Companies built on South African land, labour and lives that choose instead to guarantee investment to Western powers while offering little more than platitudes at home, represent business models misaligned with the spirit and ethical code of BRICS. The UN’s call for both developed and developing nations to foster public understanding and participation in development could not be more relevant here. When corporations shift their investment away from the very societies that built them, they violate not only economic logic but the moral principle of shared responsibility embedded in the UN’s vision of interdependent progress.
This is precisely why summits such as the G20 exist, to ensure that principles of transparency, accountability, and trust are not abstract ideals, but enforceable standards.
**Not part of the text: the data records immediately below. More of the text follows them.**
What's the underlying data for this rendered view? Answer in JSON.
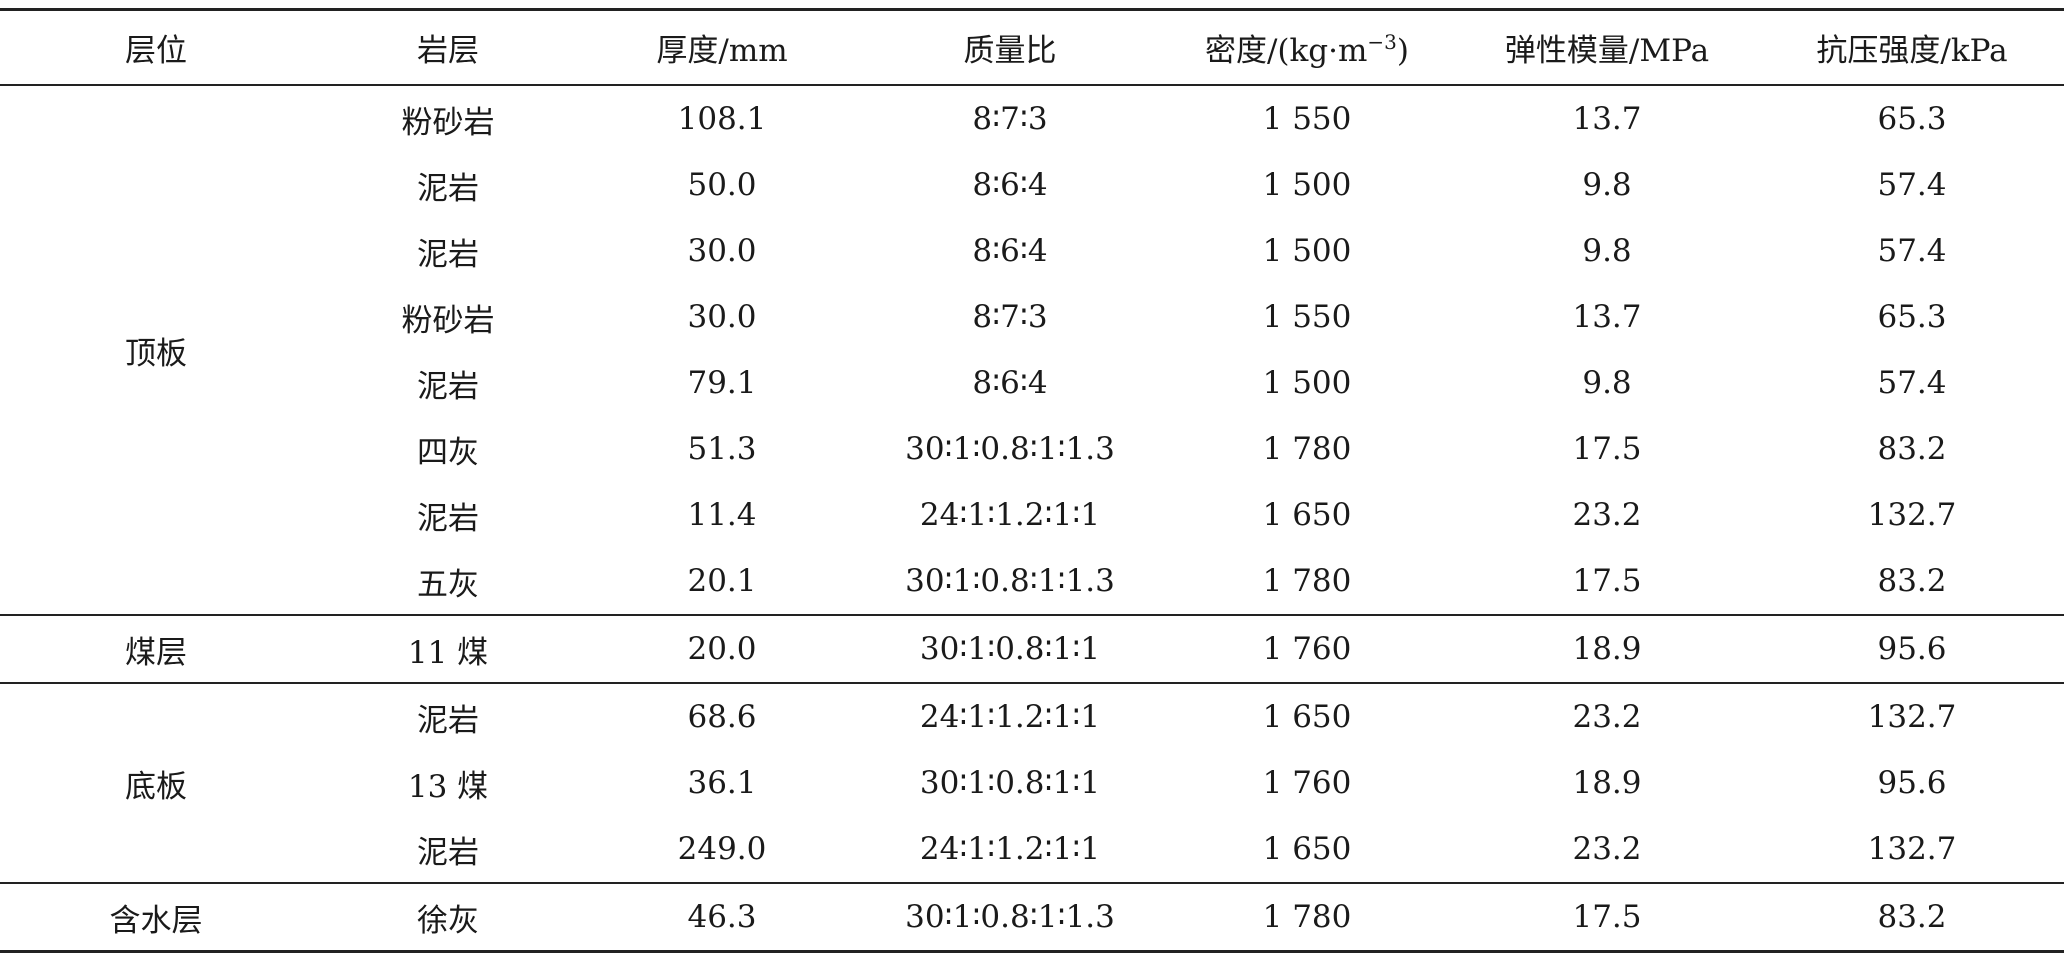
{
  "headers": {
    "layer": "层位",
    "rock": "岩层",
    "thickness": "厚度/mm",
    "mass_ratio": "质量比",
    "density_prefix": "密度/(kg·m",
    "density_sup": "−3",
    "density_suffix": ")",
    "modulus": "弹性模量/MPa",
    "strength": "抗压强度/kPa"
  },
  "groups": [
    {
      "name": "顶板",
      "rows": [
        {
          "rock": "粉砂岩",
          "thickness": "108.1",
          "ratio": "8∶7∶3",
          "density": "1 550",
          "modulus": "13.7",
          "strength": "65.3"
        },
        {
          "rock": "泥岩",
          "thickness": "50.0",
          "ratio": "8∶6∶4",
          "density": "1 500",
          "modulus": "9.8",
          "strength": "57.4"
        },
        {
          "rock": "泥岩",
          "thickness": "30.0",
          "ratio": "8∶6∶4",
          "density": "1 500",
          "modulus": "9.8",
          "strength": "57.4"
        },
        {
          "rock": "粉砂岩",
          "thickness": "30.0",
          "ratio": "8∶7∶3",
          "density": "1 550",
          "modulus": "13.7",
          "strength": "65.3"
        },
        {
          "rock": "泥岩",
          "thickness": "79.1",
          "ratio": "8∶6∶4",
          "density": "1 500",
          "modulus": "9.8",
          "strength": "57.4"
        },
        {
          "rock": "四灰",
          "thickness": "51.3",
          "ratio": "30∶1∶0.8∶1∶1.3",
          "density": "1 780",
          "modulus": "17.5",
          "strength": "83.2"
        },
        {
          "rock": "泥岩",
          "thickness": "11.4",
          "ratio": "24∶1∶1.2∶1∶1",
          "density": "1 650",
          "modulus": "23.2",
          "strength": "132.7"
        },
        {
          "rock": "五灰",
          "thickness": "20.1",
          "ratio": "30∶1∶0.8∶1∶1.3",
          "density": "1 780",
          "modulus": "17.5",
          "strength": "83.2"
        }
      ]
    },
    {
      "name": "煤层",
      "rows": [
        {
          "rock": "11 煤",
          "thickness": "20.0",
          "ratio": "30∶1∶0.8∶1∶1",
          "density": "1 760",
          "modulus": "18.9",
          "strength": "95.6"
        }
      ]
    },
    {
      "name": "底板",
      "rows": [
        {
          "rock": "泥岩",
          "thickness": "68.6",
          "ratio": "24∶1∶1.2∶1∶1",
          "density": "1 650",
          "modulus": "23.2",
          "strength": "132.7"
        },
        {
          "rock": "13 煤",
          "thickness": "36.1",
          "ratio": "30∶1∶0.8∶1∶1",
          "density": "1 760",
          "modulus": "18.9",
          "strength": "95.6"
        },
        {
          "rock": "泥岩",
          "thickness": "249.0",
          "ratio": "24∶1∶1.2∶1∶1",
          "density": "1 650",
          "modulus": "23.2",
          "strength": "132.7"
        }
      ]
    },
    {
      "name": "含水层",
      "rows": [
        {
          "rock": "徐灰",
          "thickness": "46.3",
          "ratio": "30∶1∶0.8∶1∶1.3",
          "density": "1 780",
          "modulus": "17.5",
          "strength": "83.2"
        }
      ]
    }
  ]
}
For Africa and the wider Global South, these gatherings must serve as instruments for economic correction to confront the enduring challenges of colonial entanglement and extraction. For far too long, the mineral wealth and natural endowments of Africa have been mined to disproportionately benefit economies in the West. And so, when corporations like Anglo American relocate their financial commitments abroad, they are making moral statements about whose futures they believe are worth investing in.
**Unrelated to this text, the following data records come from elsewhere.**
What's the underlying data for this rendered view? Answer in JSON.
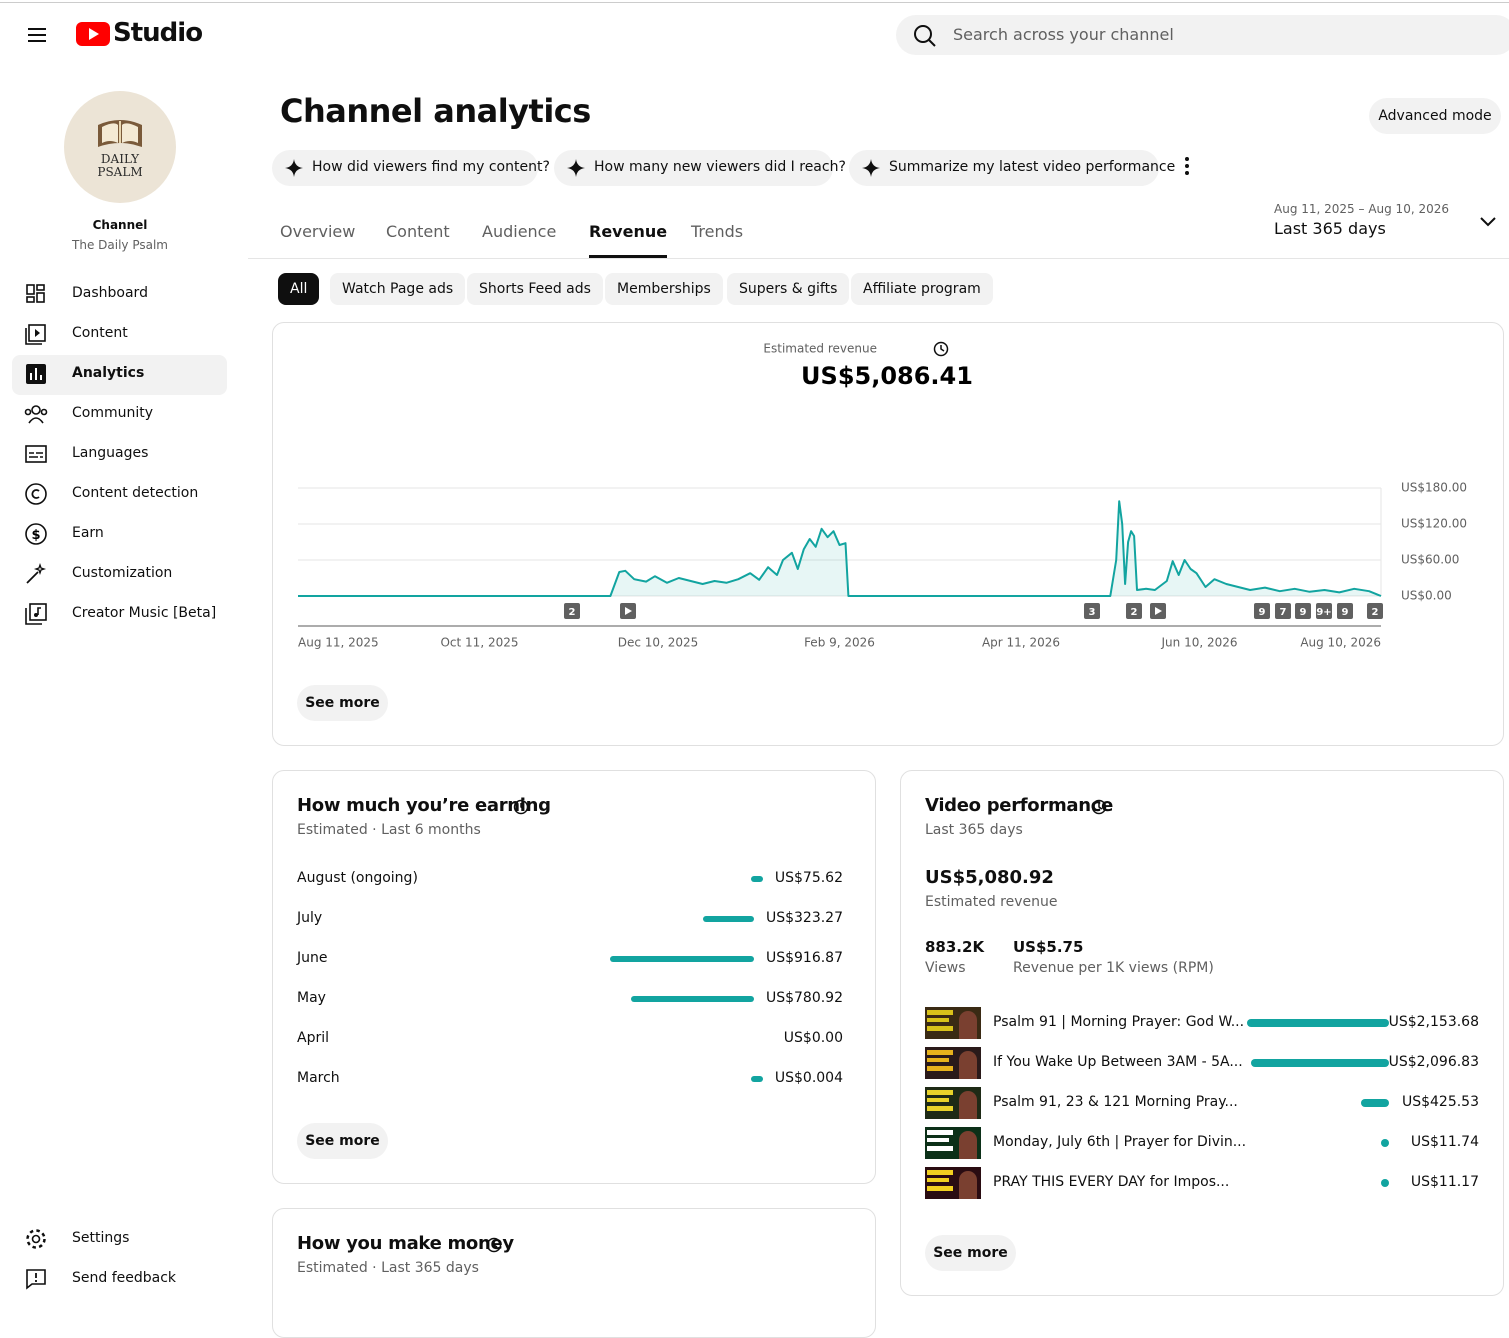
{
  "header": {
    "logo_text": "Studio",
    "search_placeholder": "Search across your channel"
  },
  "sidebar": {
    "avatar_lines": [
      "DAILY",
      "PSALM"
    ],
    "channel_label": "Channel",
    "channel_name": "The Daily Psalm",
    "nav": [
      "Dashboard",
      "Content",
      "Analytics",
      "Community",
      "Languages",
      "Content detection",
      "Earn",
      "Customization",
      "Creator Music [Beta]"
    ],
    "active_nav": 2,
    "footer_nav": [
      "Settings",
      "Send feedback"
    ]
  },
  "page": {
    "title": "Channel analytics",
    "advanced_mode": "Advanced mode",
    "prompts": [
      "How did viewers find my content?",
      "How many new viewers did I reach?",
      "Summarize my latest video performance"
    ],
    "tabs": [
      "Overview",
      "Content",
      "Audience",
      "Revenue",
      "Trends"
    ],
    "active_tab": 3,
    "date_range": "Aug 11, 2025 – Aug 10, 2026",
    "date_preset": "Last 365 days",
    "chips": [
      "All",
      "Watch Page ads",
      "Shorts Feed ads",
      "Memberships",
      "Supers & gifts",
      "Affiliate program"
    ],
    "active_chip": 0
  },
  "chart_data": {
    "type": "line",
    "title": "Estimated revenue",
    "total": "US$5,086.41",
    "color": "#12a4a0",
    "x": [
      "2025-08-11",
      "2025-11-24",
      "2025-11-27",
      "2025-11-29",
      "2025-12-02",
      "2025-12-06",
      "2025-12-09",
      "2025-12-13",
      "2025-12-17",
      "2025-12-21",
      "2025-12-25",
      "2025-12-29",
      "2026-01-02",
      "2026-01-06",
      "2026-01-10",
      "2026-01-13",
      "2026-01-16",
      "2026-01-19",
      "2026-01-21",
      "2026-01-24",
      "2026-01-26",
      "2026-01-28",
      "2026-01-30",
      "2026-02-01",
      "2026-02-03",
      "2026-02-05",
      "2026-02-07",
      "2026-02-09",
      "2026-02-11",
      "2026-02-12",
      "2026-05-11",
      "2026-05-13",
      "2026-05-14",
      "2026-05-15",
      "2026-05-16",
      "2026-05-17",
      "2026-05-18",
      "2026-05-19",
      "2026-05-20",
      "2026-05-23",
      "2026-05-26",
      "2026-05-30",
      "2026-06-01",
      "2026-06-03",
      "2026-06-05",
      "2026-06-07",
      "2026-06-09",
      "2026-06-12",
      "2026-06-15",
      "2026-06-19",
      "2026-06-23",
      "2026-06-27",
      "2026-07-02",
      "2026-07-07",
      "2026-07-12",
      "2026-07-17",
      "2026-07-22",
      "2026-07-27",
      "2026-08-01",
      "2026-08-06",
      "2026-08-09",
      "2026-08-10"
    ],
    "values": [
      0,
      0,
      40,
      42,
      28,
      24,
      33,
      22,
      30,
      25,
      20,
      25,
      22,
      28,
      38,
      27,
      48,
      35,
      60,
      72,
      45,
      78,
      95,
      82,
      112,
      98,
      108,
      85,
      88,
      0,
      0,
      60,
      158,
      120,
      20,
      90,
      108,
      100,
      10,
      12,
      10,
      25,
      58,
      35,
      60,
      45,
      38,
      15,
      28,
      20,
      15,
      10,
      14,
      8,
      12,
      7,
      10,
      6,
      12,
      8,
      2,
      0
    ],
    "xlim": [
      "2025-08-11",
      "2026-08-10"
    ],
    "xticks": [
      {
        "value": "2025-08-11",
        "label": "Aug 11, 2025"
      },
      {
        "value": "2025-10-11",
        "label": "Oct 11, 2025"
      },
      {
        "value": "2025-12-10",
        "label": "Dec 10, 2025"
      },
      {
        "value": "2026-02-09",
        "label": "Feb 9, 2026"
      },
      {
        "value": "2026-04-11",
        "label": "Apr 11, 2026"
      },
      {
        "value": "2026-06-10",
        "label": "Jun 10, 2026"
      },
      {
        "value": "2026-08-10",
        "label": "Aug 10, 2026"
      }
    ],
    "ylim": [
      0,
      180
    ],
    "yticks": [
      {
        "value": 0,
        "label": "US$0.00"
      },
      {
        "value": 60,
        "label": "US$60.00"
      },
      {
        "value": 120,
        "label": "US$120.00"
      },
      {
        "value": 180,
        "label": "US$180.00"
      }
    ],
    "grid": true,
    "markers": [
      "2",
      "3",
      "2",
      "9",
      "7",
      "9",
      "9+",
      "9",
      "2"
    ],
    "see_more": "See more"
  },
  "earning": {
    "title": "How much you’re earning",
    "subtitle": "Estimated · Last 6 months",
    "rows": [
      {
        "label": "August (ongoing)",
        "value": 75.62,
        "value_label": "US$75.62"
      },
      {
        "label": "July",
        "value": 323.27,
        "value_label": "US$323.27"
      },
      {
        "label": "June",
        "value": 916.87,
        "value_label": "US$916.87"
      },
      {
        "label": "May",
        "value": 780.92,
        "value_label": "US$780.92"
      },
      {
        "label": "April",
        "value": 0,
        "value_label": "US$0.00"
      },
      {
        "label": "March",
        "value": 0.004,
        "value_label": "US$0.004"
      }
    ],
    "see_more": "See more"
  },
  "video_performance": {
    "title": "Video performance",
    "subtitle": "Last 365 days",
    "total": "US$5,080.92",
    "total_label": "Estimated revenue",
    "stats": [
      {
        "value": "883.2K",
        "label": "Views"
      },
      {
        "value": "US$5.75",
        "label": "Revenue per 1K views (RPM)"
      }
    ],
    "videos": [
      {
        "title": "Psalm 91 | Morning Prayer: God W...",
        "value": 2153.68,
        "value_label": "US$2,153.68"
      },
      {
        "title": "If You Wake Up Between 3AM - 5A...",
        "value": 2096.83,
        "value_label": "US$2,096.83"
      },
      {
        "title": "Psalm 91, 23 & 121 Morning Pray...",
        "value": 425.53,
        "value_label": "US$425.53"
      },
      {
        "title": "Monday, July 6th | Prayer for Divin...",
        "value": 11.74,
        "value_label": "US$11.74"
      },
      {
        "title": "PRAY THIS EVERY DAY for Impos...",
        "value": 11.17,
        "value_label": "US$11.17"
      }
    ],
    "see_more": "See more"
  },
  "make_money": {
    "title": "How you make money",
    "subtitle": "Estimated · Last 365 days"
  }
}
The upcoming Johannesburg G20 is therefore an opportunity for BRICS nations to strengthen solidarity across the board and reclaim agency, narrative, and ownership of the means of value creation. Under South Africa’s G20 presidency, BRICS nations have a chance to articulate a new compact of global responsibility that can measure economic success also by the regenerative prosperity it creates.
If we are to deliver meaningfully on ecologically conscious, equitable, and inclusive growth, then industrialisation and employment creation must align with local development outcomes. That means industry giants like Anglo must operate with transparency and in true partnership with the communities that built them. Developing nations and emerging economies deserve better than what the West has historically deemed appropriate for our people.
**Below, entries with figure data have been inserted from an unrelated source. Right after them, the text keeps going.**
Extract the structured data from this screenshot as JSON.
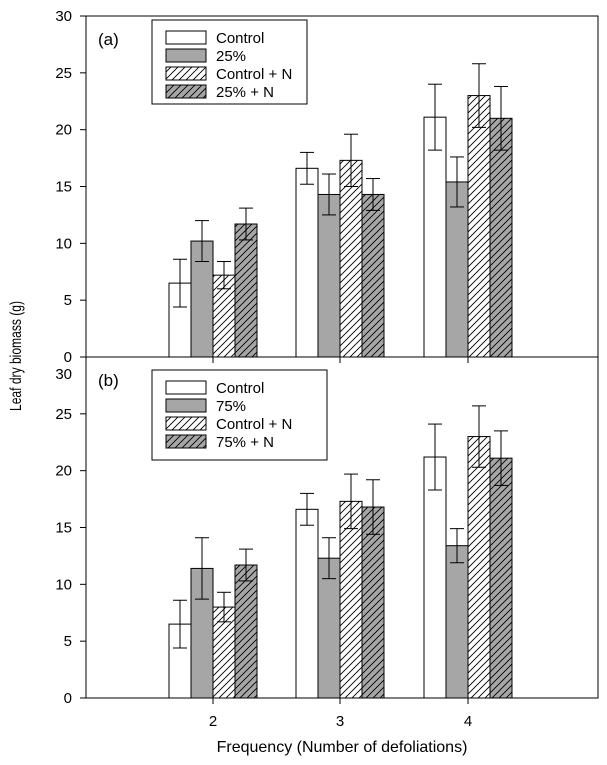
{
  "chart_data": [
    {
      "type": "bar",
      "panel_label": "(a)",
      "categories": [
        "2",
        "3",
        "4"
      ],
      "series": [
        {
          "name": "Control",
          "values": [
            6.5,
            16.6,
            21.1
          ],
          "errors": [
            2.1,
            1.4,
            2.9
          ],
          "fill": "white"
        },
        {
          "name": "25%",
          "values": [
            10.2,
            14.3,
            15.4
          ],
          "errors": [
            1.8,
            1.8,
            2.2
          ],
          "fill": "gray"
        },
        {
          "name": "Control + N",
          "values": [
            7.2,
            17.3,
            23.0
          ],
          "errors": [
            1.2,
            2.3,
            2.8
          ],
          "fill": "white-hatched"
        },
        {
          "name": "25% + N",
          "values": [
            11.7,
            14.3,
            21.0
          ],
          "errors": [
            1.4,
            1.4,
            2.8
          ],
          "fill": "gray-hatched"
        }
      ],
      "ylim": [
        0,
        30
      ],
      "yticks": [
        0,
        5,
        10,
        15,
        20,
        25,
        30
      ],
      "legend_position": "top-left",
      "grid": false
    },
    {
      "type": "bar",
      "panel_label": "(b)",
      "categories": [
        "2",
        "3",
        "4"
      ],
      "series": [
        {
          "name": "Control",
          "values": [
            6.5,
            16.6,
            21.2
          ],
          "errors": [
            2.1,
            1.4,
            2.9
          ],
          "fill": "white"
        },
        {
          "name": "75%",
          "values": [
            11.4,
            12.3,
            13.4
          ],
          "errors": [
            2.7,
            1.8,
            1.5
          ],
          "fill": "gray"
        },
        {
          "name": "Control + N",
          "values": [
            8.0,
            17.3,
            23.0
          ],
          "errors": [
            1.3,
            2.4,
            2.7
          ],
          "fill": "white-hatched"
        },
        {
          "name": "75% + N",
          "values": [
            11.7,
            16.8,
            21.1
          ],
          "errors": [
            1.4,
            2.4,
            2.4
          ],
          "fill": "gray-hatched"
        }
      ],
      "ylim": [
        0,
        30
      ],
      "yticks": [
        0,
        5,
        10,
        15,
        20,
        25,
        30
      ],
      "legend_position": "top-left",
      "grid": false
    }
  ],
  "xlabel": "Frequency (Number of defoliations)",
  "ylabel": "Leaf dry biomass (g)",
  "colors": {
    "gray_fill": "#a6a6a6",
    "white_fill": "#ffffff",
    "stroke": "#000000"
  }
}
The Johannesburg G20, B20, Y20 and associated summits are proof that the world is moving toward a more layered and conscious model — where governments, multinationals, civil society, and international forums interlace around shared goals. The BRICS alliance is a perfect example of this evolution, advocating a diplomacy rooted in cooperation, accountability, and development.
For the executive management of Anglo American, Teck Resources, and other Western institutions, the G20’s language of solidarity, equality, and sustainability may yet be a lesson to learn.
As we reflect on World Development Information Day, it becomes clear that awareness alone is not enough, it must translate into cooperation, equity, and courage. The Johannesburg G20 offers a platform to turn words into action, to embody the UN’s call for shared participation in the development story. If we can succeed in that, the Summit will stand as proof that global consciousness and local justice can finally move
in harmony.
And that is the beauty of BRICS and of Johannesburg as host, that this alliance holds the grace to welcome all stakeholders to engage, to exchange, to learn, and to converge around a common purpose that unites us all. A purpose the UN envisioned when it declared 24 October as World Development Information Day: the awakening of public conscience for the collective advancement of people and planet.
Reginald Letsholo is a youth development activist and works with civil society originations from various sectors in South Africa, including mining affected communities. Letsholo has a Bachelor of Commerce (BCom) in Marketing and Management Science from IMM Graduate School of Marketing. He is a Co-Founder of the Tlou Mogale Foundation.